7 Şubat 2010 Pazar

Athos, Porthos, Aramis ve Bobo...

Alexandre Dumas, 1884 yılında "Üç Silahşörler"i yazdığında muhtemelen bunun bir klasik olacağını bilmiyordu. Kitabın içinde geçen "Hepimiz birimiz, birimiz hepimiz için" sözünün çığ gibi büyüyerek aradan geçen 100 küsür yılda bir slogan haline dönüşeceğini de. Türk sinemasının futbol temalı en iyi filmlerinden biri olan "Dar alanda Kısa Paslaşmalar"ın en akılda kalan repiliği olan "dört doğru pas yüzde doksan goldür" sanki bu romana yapılmış bir gönderme gibidir.

Birbirinden yetenekli 3 silahşöre, taşradan gelen Dartanyan'ın eklenmesiyle başlayan hikaye, her biri ayrı ayrı yetenekli ancak bir araya geldiklerinde, biri diğerinin açığını kapatan, bir takım olarak hareket eden silaşörlerin takım olarak sonuca gitmesiyle biter. Kaybeden Kardinal ve adamlarıdır.

Dumas'ın silahşörleri ellerinde kılıç ile savaşırken, günümüzdeki en büyük savaşçıların silahı futbol topudur. Savaşı kazanmak gol ile mümkün olduğundan bu savaşların kahramanları genelde golü atanlardır.

Takım olmak ve dört doğru pastan bir gol çıkartmak her zaman yazıldığı kadar kolay değildir. Yediğinizden bir fazlasını attığınız sürece savaşı kazanmanız olasıyken, kalenizi de korumanız gerekir.

Bu sezon T.S.Ligte kalesini en iyi koruyan takımın Beşiktaş olduğunu görüyoruz. Oynadığı 18 maçta kalesinde sadece 11 gol gören Beşiktaş, bu 18 maçın 11'inde ise hiç gol yemedi. Lider Fenerbahçe kalesinde 20 gol görmesine karşın Beşiktaş'ın 6 puan önünde bulunuyor. Burada görünen şu ki Beşiktaş kalesini savunanlar işlerini doğru yaparken kahraman olması gereken silahşörler bu yükü kaldıramıyorlar.

Beşiktaş'ın bu kadar az gol yemesinin sırrı-ki bilinmeyen birşey değil- 4'lü defans ve bu hattın önünde bulunan, genelde Fink ve Ernst'te oluşan 2 futbolcu. Bu 6 kişi kaleyi savunurken geriye karşı kaleye golü atacak 4 futbolcu kalıyor. Bu 4 futbolcu içinden Bobo, Beşiktaş adına gole en yakın oyuncu. Beşiktaş'ın fiilen attığı 22 golün 8 tanesinde Bobo'nun imzası var.

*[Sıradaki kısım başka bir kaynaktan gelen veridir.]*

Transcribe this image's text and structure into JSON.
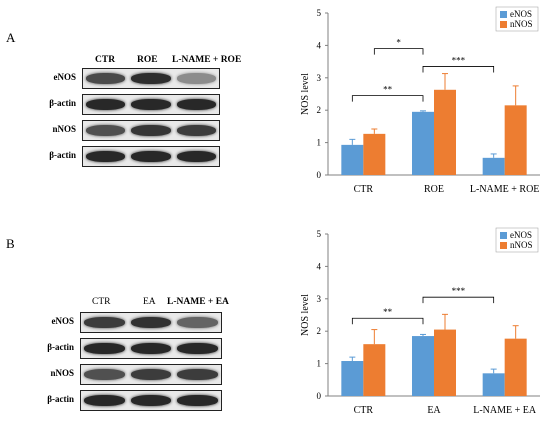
{
  "panels": [
    {
      "label": "A",
      "blot": {
        "lanes": [
          "CTR",
          "ROE",
          "L-NAME + ROE"
        ],
        "rows": [
          {
            "label": "eNOS",
            "bands": [
              0.78,
              0.92,
              0.45
            ]
          },
          {
            "label": "β-actin",
            "bands": [
              0.95,
              0.95,
              0.95
            ]
          },
          {
            "label": "nNOS",
            "bands": [
              0.75,
              0.88,
              0.85
            ]
          },
          {
            "label": "β-actin",
            "bands": [
              0.95,
              0.95,
              0.95
            ]
          }
        ]
      }
    },
    {
      "label": "B",
      "blot": {
        "lanes": [
          "CTR",
          "EA",
          "L-NAME + EA"
        ],
        "rows": [
          {
            "label": "eNOS",
            "bands": [
              0.85,
              0.9,
              0.65
            ]
          },
          {
            "label": "β-actin",
            "bands": [
              0.95,
              0.95,
              0.95
            ]
          },
          {
            "label": "nNOS",
            "bands": [
              0.75,
              0.85,
              0.85
            ]
          },
          {
            "label": "β-actin",
            "bands": [
              0.95,
              0.95,
              0.95
            ]
          }
        ]
      }
    }
  ],
  "chart_data": [
    {
      "type": "bar",
      "categories": [
        "CTR",
        "ROE",
        "L-NAME + ROE"
      ],
      "series": [
        {
          "name": "eNOS",
          "values": [
            0.93,
            1.95,
            0.53
          ],
          "errors": [
            0.17,
            0.03,
            0.12
          ],
          "color": "#5b9bd5"
        },
        {
          "name": "nNOS",
          "values": [
            1.27,
            2.63,
            2.15
          ],
          "errors": [
            0.15,
            0.5,
            0.6
          ],
          "color": "#ed7d31"
        }
      ],
      "ylabel": "NOS level",
      "ylim": [
        0,
        5
      ],
      "yticks": [
        0,
        1,
        2,
        3,
        4,
        5
      ],
      "legend": "top-right",
      "grid": false,
      "significance": [
        {
          "label": "**",
          "from": [
            0,
            0
          ],
          "to": [
            1,
            0
          ],
          "y": 2.45
        },
        {
          "label": "*",
          "from": [
            0,
            1
          ],
          "to": [
            1,
            0
          ],
          "y": 3.9
        },
        {
          "label": "***",
          "from": [
            1,
            0
          ],
          "to": [
            2,
            0
          ],
          "y": 3.35
        }
      ]
    },
    {
      "type": "bar",
      "categories": [
        "CTR",
        "EA",
        "L-NAME + EA"
      ],
      "series": [
        {
          "name": "eNOS",
          "values": [
            1.08,
            1.85,
            0.7
          ],
          "errors": [
            0.12,
            0.05,
            0.13
          ],
          "color": "#5b9bd5"
        },
        {
          "name": "nNOS",
          "values": [
            1.6,
            2.05,
            1.77
          ],
          "errors": [
            0.45,
            0.47,
            0.4
          ],
          "color": "#ed7d31"
        }
      ],
      "ylabel": "NOS level",
      "ylim": [
        0,
        5
      ],
      "yticks": [
        0,
        1,
        2,
        3,
        4,
        5
      ],
      "legend": "top-right",
      "grid": false,
      "significance": [
        {
          "label": "**",
          "from": [
            0,
            0
          ],
          "to": [
            1,
            0
          ],
          "y": 2.4
        },
        {
          "label": "***",
          "from": [
            1,
            0
          ],
          "to": [
            2,
            0
          ],
          "y": 3.05
        }
      ]
    }
  ]
}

17 takımlı ligte Beşiktaş'tan fazla gol atan takım sayısı 10. Bu sıkıntının Mustafa Hoca'da farkında ki 4'lü hücum hattını sürekli değiştiriyor. Bu değişikler içinde Bobo zaman zaman sol kanatta zaman zaman ise santrafor mevkinde yer alıyor. Şu anki oyuncu kadrosuna bakarsak ne Nobre ne de Batuhan, Bobo'nun yerini alabilir. Demek ki Beşiktaş Dartanyan'ını bulmuş, geriye kalan 3'lü için de sürekli bir arayış içinde.

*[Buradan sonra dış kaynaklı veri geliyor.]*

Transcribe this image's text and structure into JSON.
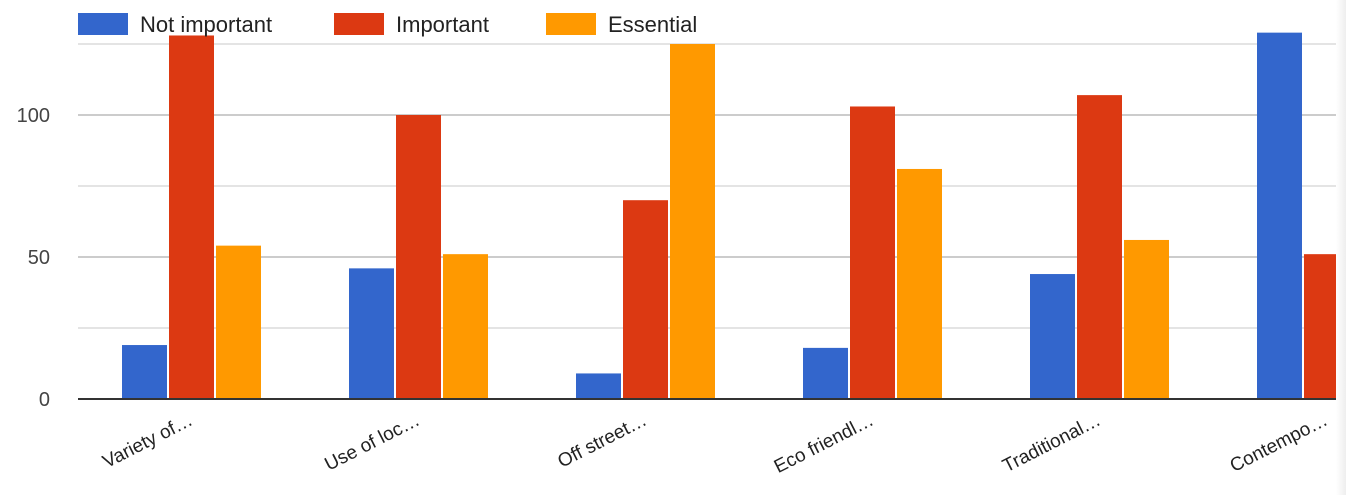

Stabil ve verimli bir hücum hattını sürekli arayan Denizli ve kurmaylarının ilk yarıdaki tüm maçlara değişik 11'ler ile çıkması da bu arayışın bir göstergesi. Tello, Tabata, Nihat, Yusuf, Holosko, Serdar Özkan bu alanda değişerek oynuyorlar. Bu değişiklik öyle bir hal almış ki Beşiktaş bu sezon maç içinde 52 oyuncu değişikliğinin 40 tanesini hücum hattı için kullanmış. 8 karşılaşmada değişiklerin tamamı hücum hattına yönelikken, geri kalan 10 karşılaşmada da en az 1 hücum oyuncusu değişmiş.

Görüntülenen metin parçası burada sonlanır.